A faltering recovery: The Hindu editorial on flaring factory output trends

The government has described the Union Budget as an ‘overall, swift rebound and recovery of the economy’ reflecting the ‘strong resilience of the country’, amid which the level of production in India’s industries is hitting a hurdle. Factory output, as measured by the Index of Industrial Production (IIP), fell for the fourth consecutive month in December 2021 to a 10-month low of 0.4%, compared to the same month in 2020. Whereas the Omicron version had become a concern by then. Its impact was limited to the contact-intensive service sectors, with no restrictions on manufacturing activity. From a nearly 13% year-on-year growth in August 2021, thanks to a lower COVID-19 lockdown-hit base, IIP growth has slowed with each passing month – from 4.35% in September to just 4% in October 1.3% in November.
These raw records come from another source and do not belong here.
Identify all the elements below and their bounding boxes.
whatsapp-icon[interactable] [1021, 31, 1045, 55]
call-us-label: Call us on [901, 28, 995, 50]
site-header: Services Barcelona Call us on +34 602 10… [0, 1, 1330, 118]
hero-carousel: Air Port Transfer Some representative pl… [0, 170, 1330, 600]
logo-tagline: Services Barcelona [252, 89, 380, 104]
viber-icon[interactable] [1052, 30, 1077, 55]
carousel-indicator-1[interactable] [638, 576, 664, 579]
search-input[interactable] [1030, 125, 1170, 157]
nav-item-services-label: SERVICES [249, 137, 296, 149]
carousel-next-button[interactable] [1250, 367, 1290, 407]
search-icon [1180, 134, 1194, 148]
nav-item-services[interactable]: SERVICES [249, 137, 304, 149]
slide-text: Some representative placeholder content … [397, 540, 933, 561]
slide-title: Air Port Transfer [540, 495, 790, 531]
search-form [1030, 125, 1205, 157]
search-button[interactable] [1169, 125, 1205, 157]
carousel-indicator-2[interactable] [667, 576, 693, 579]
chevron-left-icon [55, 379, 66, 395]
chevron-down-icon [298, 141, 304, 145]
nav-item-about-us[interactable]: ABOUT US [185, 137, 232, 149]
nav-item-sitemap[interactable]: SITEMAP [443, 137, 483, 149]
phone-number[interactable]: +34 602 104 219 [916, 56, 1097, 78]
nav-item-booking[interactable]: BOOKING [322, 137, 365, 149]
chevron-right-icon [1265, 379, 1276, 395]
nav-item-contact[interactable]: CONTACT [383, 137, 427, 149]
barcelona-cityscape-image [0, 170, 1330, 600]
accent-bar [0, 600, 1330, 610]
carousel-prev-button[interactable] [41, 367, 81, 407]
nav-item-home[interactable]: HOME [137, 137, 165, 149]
It may be recalled that by September 2020, most of the lockdown restrictions that could have plagued factories had been eased, so perhaps some labor force gaps and the blow to confidence and demand were the only hiccup for production managers. Those hiccups were believed to have largely gone away after the deadly second wave subsided in 2021. If that were indeed the case, industrial output should have seen a sharper pick-up in the last four months of 2021 compared to the monthly average of just 2.5%. Especially in view of the demand of the festive season. GST collections in January, reflecting activity in December, hit a new record, suggesting that all is well, but tax revenues also get bogged down by inflation and quarterly filing options for small taxpayers. In addition, GST revenue from import of goods has been growing consistently faster than revenue from domestic transactions that include service imports. The fluctuating trend in month-to-month IIP numbers makes it even more difficult to discern – since August, the overall index has switched between contraction and expansion every month, even from year to year. There has been a steady decline in year-on-year growth.

The Economy Survey for 2021-22 was describing a different scenario when it said a nascent private investment recovery is expected to pick up as corporate profits and capital-raising actions pick up. “The expected increase in private consumption levels will boost capacity utilisation, thereby spurring private investment activity,” said an RBI survey indicating increasing investor optimism and expanding output in the coming quarters. Economists believe that the IIP prints suggest that the Budget’s bet is weak that public capital spending will drive recovery from consumption and investment. Manufacturing actually shrank in December, with capital goods (reflecting investment activity) falling sharply from 2020 levels by 4.6% and staying below pre-pandemic levels. Consumer durables witnessed contraction for the fourth consecutive month, while non-durables also declined after a few months of sluggish growth. With producers, consumers still in a cautious mode due to high commodity prices and the threat of a steep hike in fuel prices after the March 10 election results, this is unlikely to ease any time soon. That the central bank remains in growth-adjustment mode while the world shifts gears to tackle inflation indicates its concern about the sustainability and quality of India’s recovery. The government must urgently resume its rosy assessment of the economy and re-examine its outlook so that ‘on-paper’ optimism is reflected in factory chimneys.